Assim seria, se fosse uma obra banal. Mais estritamente, porém, Foxcatcher: uma história que chocou o mundo mergulha sobre du Pont e sua relação com um mundo onde os Schultz se inserem. du Pont teve uma existência breve, acidentada e misteriosa. Aos 45 anos, casou-se com uma terapeuta de 29 anos, mas a união durou apenas cinco meses. No divórcio, outros cinco meses mais tarde, sua esposa alegou que du Pont lhe ameaçara sob a mira de um revolver e lhe atirara dentro da lareira. Com a mãe, com quem sempre viveu, John teve uma relação acidentada, parcialmente relatada no filme, especialmente no desprezo que mutuamente mantinham pelo hipismo (por parte de John) e pelos chamados “esportes inferiores” (por parte da mãe).

Não são poucos os estudos que associam o wrestling (e seu sucessor, o MMA) a prazeres não unicamente esportivos e um grande mérito de Foxcatcher consiste em inferir os vetores homoafetivos óbvios na relação entre John e Mark sem fazer uma indicação explícita neste sentido. O que faz da atuação de Steve Carell tão impressionante é justamente a capacidade de dizer tudo em silêncio, de permitir com que seus olhos e seu extenso nariz (uma notável conquista da maquiagem) digam tudo, de forma muito mais poderosa do que de qualquer outra maneira.

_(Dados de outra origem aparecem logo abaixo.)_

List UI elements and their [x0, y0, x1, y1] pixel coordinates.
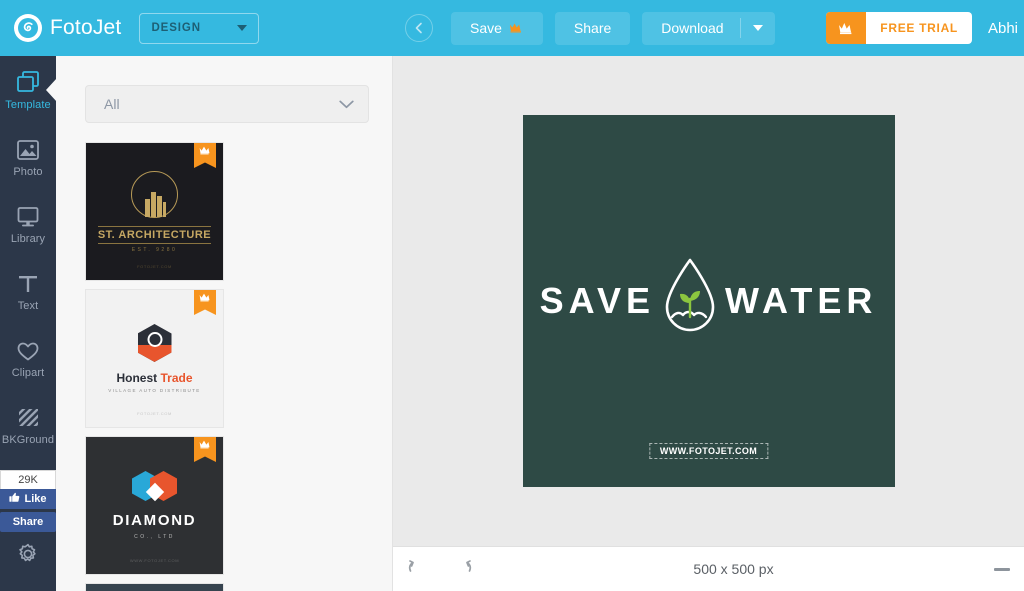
heart-icon: [16, 336, 40, 362]
template-title: ST. ARCHITECTURE: [97, 225, 212, 244]
sidebar-item-text[interactable]: Text: [0, 257, 56, 324]
sidebar-item-label: Library: [10, 233, 46, 245]
top-header: FotoJet DESIGN Save Share Download FREE …: [0, 0, 1024, 56]
sidebar-item-library[interactable]: Library: [0, 190, 56, 257]
premium-crown-badge: [194, 437, 216, 462]
template-footer: FOTOJET.COM: [137, 264, 172, 269]
crown-icon: [509, 20, 524, 36]
caret-down-icon: [752, 25, 763, 31]
facebook-like-label: Like: [24, 493, 47, 505]
design-dropdown-label: DESIGN: [151, 22, 201, 34]
template-title-part-b: Trade: [160, 371, 193, 385]
facebook-share-button[interactable]: Share: [0, 512, 56, 532]
sidebar-item-label: Clipart: [11, 367, 45, 379]
share-button-label: Share: [573, 20, 612, 36]
download-dropdown-toggle[interactable]: [741, 12, 775, 45]
facebook-like-button[interactable]: Like: [0, 489, 56, 509]
fotojet-editor-app: FotoJet DESIGN Save Share Download FREE …: [0, 0, 1024, 591]
brand-name: FotoJet: [50, 16, 122, 39]
facebook-social-widget: 29K Like Share: [0, 470, 56, 532]
zoom-controls: [994, 567, 1024, 571]
template-subtitle: VILLAGE AUTO DISTRIBUTE: [108, 388, 201, 393]
share-button[interactable]: Share: [554, 11, 631, 45]
facebook-share-label: Share: [12, 516, 44, 528]
free-trial-label: FREE TRIAL: [880, 21, 958, 35]
layers-icon: [16, 68, 41, 94]
canvas-size-label: 500 x 500 px: [693, 561, 774, 577]
facebook-like-count: 29K: [0, 470, 56, 489]
template-category-value: All: [104, 96, 120, 112]
template-footer: FOTOJET.COM: [137, 411, 172, 416]
chevron-left-icon: [415, 22, 422, 34]
chevron-down-icon: [339, 96, 354, 112]
redo-arrow-icon: [466, 559, 472, 572]
bottom-toolbar: 500 x 500 px: [393, 546, 1024, 591]
download-button[interactable]: Download: [642, 12, 739, 45]
monitor-icon: [16, 202, 40, 228]
hatch-pattern-icon: [17, 403, 40, 429]
architecture-emblem-icon: [131, 170, 178, 218]
template-subtitle: EST. 9280: [131, 246, 178, 253]
premium-crown-badge: [194, 290, 216, 315]
undo-arrow-icon: [408, 559, 414, 572]
user-account-name[interactable]: Abhi: [988, 20, 1024, 37]
sidebar-item-photo[interactable]: Photo: [0, 123, 56, 190]
template-title: Honest Trade: [116, 371, 192, 385]
sidebar-item-template[interactable]: Template: [0, 56, 56, 123]
settings-button[interactable]: [17, 543, 39, 570]
caret-down-icon: [237, 25, 248, 31]
canvas-word-water: WATER: [725, 280, 878, 321]
crown-icon: [826, 12, 867, 44]
save-button[interactable]: Save: [451, 11, 543, 45]
template-title: DIAMOND: [112, 512, 197, 529]
template-title-part-a: Honest: [116, 371, 161, 385]
canvas-watermark[interactable]: WWW.FOTOJET.COM: [648, 443, 769, 459]
header-tools: Save Share Download FREE TRIAL Abhi: [393, 0, 1024, 56]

O diretor Bennet Miller pega seu público pelo braço e – com exceção dos últimos cinco minutos, em que é desnecessariamente literal na utilização da trilha sonora – o faz mergulhar num universo de possibilidades, onde ele vai receber informações sobre a fazenda dos du Pont, o treinamento dos Schultz, mas na verdade vai ter que descobrir tudo sozinho, o que potencializa o valor do seu conhecimento. Nisso está uma das virtudes de um grande cineasta. Miller valoriza o silêncio, os meio- tons, as sugestões e possibilidades. Não didatiza a luta, a fortuna de quem está comprando os lutadores, muito menos as razões dessa obstinação.

Foxcatcher disserta assim sobre as relações de família e de poder; sobre um esporte de ambígua aceitação e sobre uma mente atormentada. Sem literalidades, não é banal. É porém elétrico, envolvente, irrepreensível no desenvolvimento de suas possibilidades.